A B C Contre Poirot d’Agatha Christie

— Dix heures vingt ? Encore une heure quarante minutes. Croyez-vous qu’A.B.C. ait différé si longtemps l’exécution de son crime ?

J’ouvris l’horaire A.B.C. que j’avais déjà pris sur un rayon, et lus les renseignements suivants :

« Churston, dans le Devon, 326 kilomètres de Londres. Population, 656 habitants. »

— Ce n’est qu’un village, notre homme ne pourra y passer inaperçu.

— Qu’importe ! un nouveau crime aura eu lieu ! murmura Poirot. Quels sont les trains ? J’imagine que nous arriverons plus vite par chemin de fer que par route.

— Il y a un train à minuit… wagons-lits jusqu’à Newton-Abbot, où il arrive à six heures du matin et à Churston à sept heures quinze.

— Départ de la gare de Paddington ?

— Oui.

— Vous avez peut-être raison.

Je fourrai quelques effets dans une valise tandis que Poirot rappelait Scotland Yard au téléphone.

Quelques instants plus tard, il revint dans la chambre à coucher.

— Mais qu’est-ce que vous faites là ? me demanda-t-il.

— Pour gagner du temps, je prépare votre valise.

— Hastings, vous êtes trop impressionnable. La moindre émotion affecte vos mains et votre cerveau. Est-ce là une manière de plier un veston ? Regardez dans quel état vous avez mis mon pyjama !

— Sacredieu ! Poirot, il s’agit d’une question de vie ou de mort. Et vous venez vous lamenter sur le sort de vos habits !

— Mon cher Hastings, vous manquez du sens de la mesure.

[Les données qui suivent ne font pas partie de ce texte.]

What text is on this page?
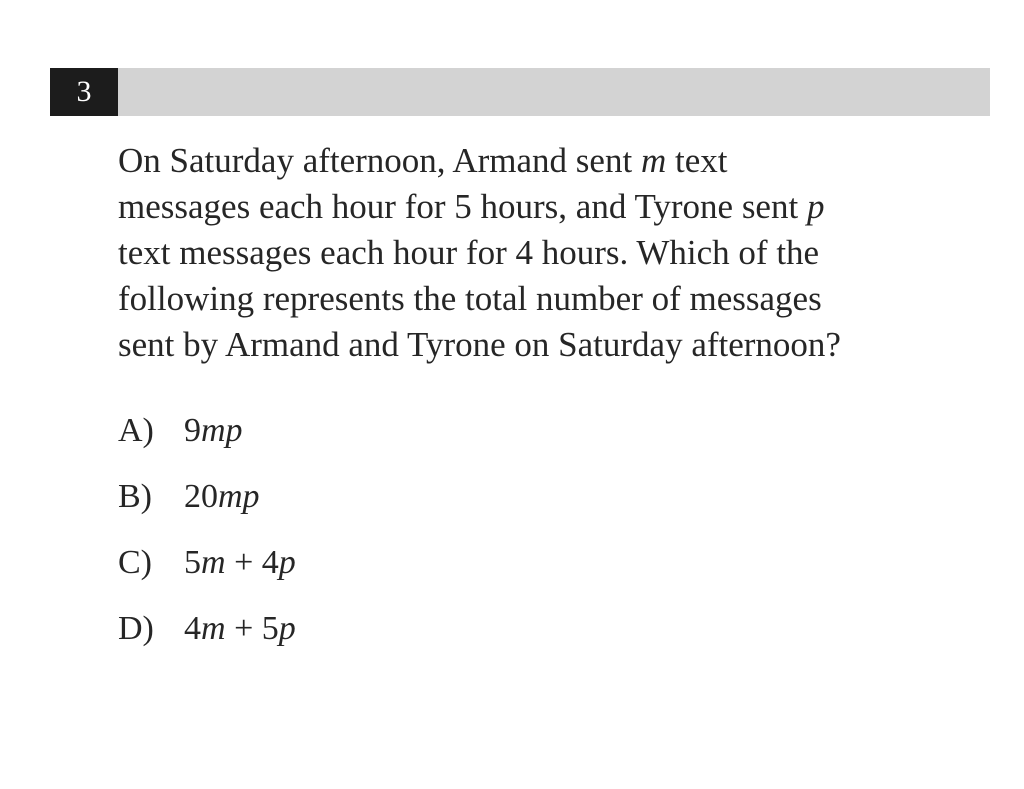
3
On Saturday afternoon, Armand sent m text
messages each hour for 5 hours, and Tyrone sent p
text messages each hour for 4 hours. Which of the
following represents the total number of messages
sent by Armand and Tyrone on Saturday afternoon?
A) 9mp
B) 20mp
C) 5m + 4p
D) 4m + 5p
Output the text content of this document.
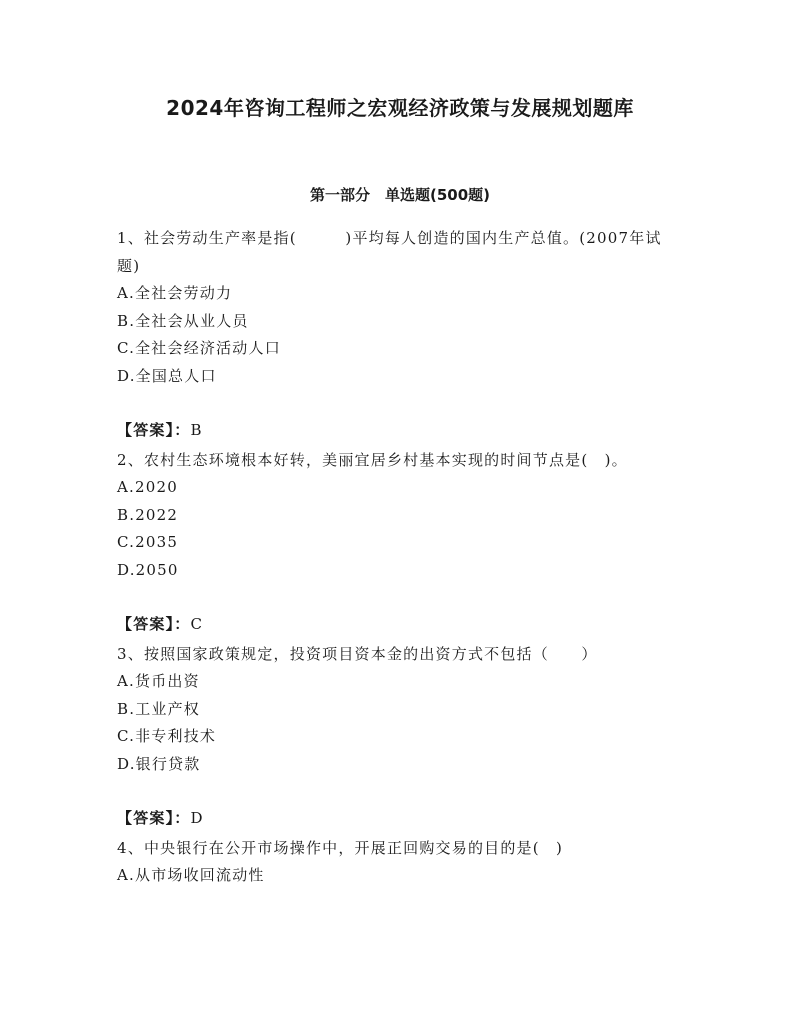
2024年咨询工程师之宏观经济政策与发展规划题库
第一部分　单选题(500题)

1、社会劳动生产率是指(　　　)平均每人创造的国内生产总值。(2007年试题)

A.全社会劳动力

B.全社会从业人员

C.全社会经济活动人口

D.全国总人口

【答案】：B

2、农村生态环境根本好转，美丽宜居乡村基本实现的时间节点是(　)。

A.2020

B.2022

C.2035

D.2050

【答案】：C

3、按照国家政策规定，投资项目资本金的出资方式不包括（　　）

A.货币出资

B.工业产权

C.非专利技术

D.银行贷款

【答案】：D

4、中央银行在公开市场操作中，开展正回购交易的目的是(　)

A.从市场收回流动性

Nous ne pouvons prendre ce train plus tôt qu’il ne part, et le fait de détériorer ces vêtements n’empêchera en rien le crime.

S’emparant d’un geste énergique de sa valise, il se mit en devoir d’y remettre tout en ordre.

Il m’expliqua que nous devions emporter la lettre et l’enveloppe pour les confier à un envoyé de Scotland Yard qui nous attendait à la gare de Paddington.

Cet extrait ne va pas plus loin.